It sounds rather easy and relaxed, a bit like one of the countless and often politically completely insignificant meetings and conferences. A new Libyan leadership will be elected during the LPDF and a date for upcoming elections will be set. Until this election, the interim government of Libya – to be determined at the forum – will lead the country.
Berlin’s assumption that the patronage of the UN support mission for Libya is a guarantee that the forum will be conducted openly, honestly, objectively and neutrally, is quite naïve.
The UN support mission for Libya is being led by the US diplomat Stephanie Williams, previously US chargé d’affaires in Tripoli. She therefore has many contacts, including Interior Minister Fathi Bashagha, a notorious war criminal, torturer and warlord.
Also, Bashagha and his ministry are up to their necks in the smuggling business: The illegal boat migration from Libya to Europe is taking place under the watchful eyes of Bashagha’s Interior Ministry. Instead of stopping the smuggling organizations, people in Tripoli earn a lot from it. On top of that, Bashagha is in control of the Islamist militias, in which Salafists and mercenaries rub shoulders.
Despite his nefarious dealings, Bashagha is being considered as a candidate for the leadership of the Libyan interim government – thanks in part to Williams.
What does the US diplomat think about the minister? US President Theodore Roosevelt is said to have once said of Rafael Trujillo, dictator of the Dominican Republic: “He may be a bastard, but he’s our bastard.”
In the past, Bashagha has repeatedly shown himself to be a reliable partisan of the USA in Tripoli.

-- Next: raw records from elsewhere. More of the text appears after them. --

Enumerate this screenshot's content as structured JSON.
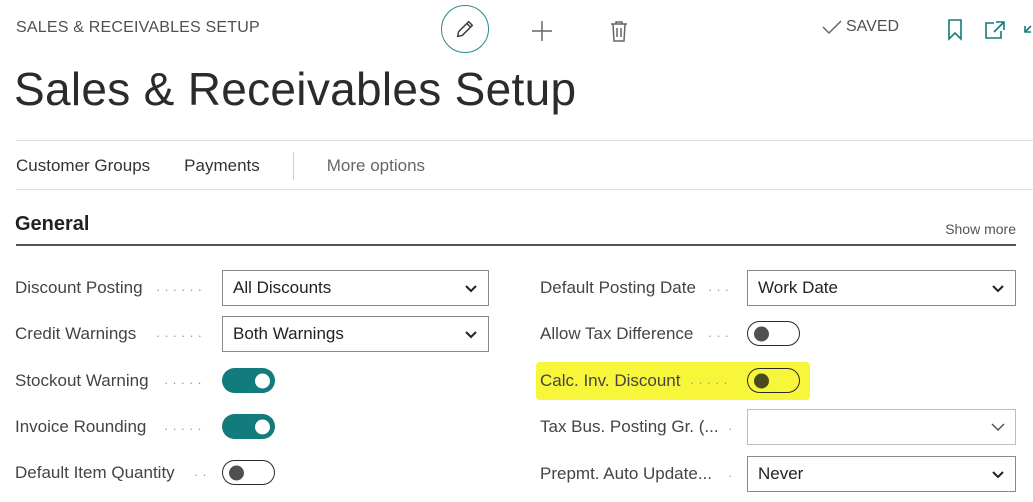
{
  "header": {
    "breadcrumb": "SALES & RECEIVABLES SETUP",
    "saved_label": "SAVED"
  },
  "page": {
    "title": "Sales & Receivables Setup"
  },
  "actions": {
    "customer_groups": "Customer Groups",
    "payments": "Payments",
    "more_options": "More options"
  },
  "section": {
    "title": "General",
    "show_more": "Show more"
  },
  "fields_left": [
    {
      "label": "Discount Posting",
      "type": "select",
      "value": "All Discounts"
    },
    {
      "label": "Credit Warnings",
      "type": "select",
      "value": "Both Warnings"
    },
    {
      "label": "Stockout Warning",
      "type": "toggle",
      "value": true
    },
    {
      "label": "Invoice Rounding",
      "type": "toggle",
      "value": true
    },
    {
      "label": "Default Item Quantity",
      "type": "toggle",
      "value": false
    }
  ],
  "fields_right": [
    {
      "label": "Default Posting Date",
      "type": "select",
      "value": "Work Date"
    },
    {
      "label": "Allow Tax Difference",
      "type": "toggle",
      "value": false
    },
    {
      "label": "Calc. Inv. Discount",
      "type": "toggle",
      "value": false,
      "highlighted": true
    },
    {
      "label": "Tax Bus. Posting Gr. (...",
      "type": "select",
      "value": ""
    },
    {
      "label": "Prepmt. Auto Update...",
      "type": "select",
      "value": "Never"
    }
  ],
  "icons": {
    "edit": "pencil-icon",
    "new": "plus-icon",
    "delete": "trash-icon",
    "saved": "checkmark-icon",
    "bookmark": "bookmark-icon",
    "open_new_window": "popout-icon",
    "collapse": "collapse-icon"
  },
  "colors": {
    "accent": "#127b7b",
    "highlight": "#f8f63a"
  }
}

He even called for a US military base in the country.
Will Stephanie Williams be able to just push through her candidates for the LPDF? In all probability, yes. The UN support mission for Libya under Williams’ command has already taken care of this: 49 of the 75 participants in the conference were appointed by the UN mission – that is, by Stephanie Williams herself.
That is a substantial majority with which US interests can easily be enforced under the guise of the UN.
The composition of the LPDF had already been criticized by Libyans in advance. The Supreme Council of Libyan Tribes and Cities disapproved of the list of participants for the LPDF. This is an expression of a “policy of marginalization and favoritism”. In addition, the list is teeming with radical Islamic representatives from the Muslim Brotherhood.
The forum seems to have been conceived to prevent what Libya needs most: stability, law, order. These much needed three pillars are especially in the interest of Germany. A Libyan government should be preventing illegal boat migration to Europe, breaking up human smuggling rings – and not actively promoting it. But Libya seems far from being able to achieve that today.
At the moment it seems as if the US is busy composing a new Libyan government of chaos, right before the eyes of Europe. Such policies could put Europe under even more migratory pressure.
Washington, on the other hand, will surely be signing some lucrative deals with Tripoli. It’s an old American habit often witnessed in Europe: Secure the profits, while “outsourcing” the risks to the Europeans.
Washington doesn’t care whether the new government is supported by the Libyan population or whether Bashagha – as happened this summer – simply mows down some demonstrators. The deluge of asylum applications will end up in Germany, not in the USA.
Actually, therefore, one would expect the Federal Foreign Office to be slightly more vigilant and critical.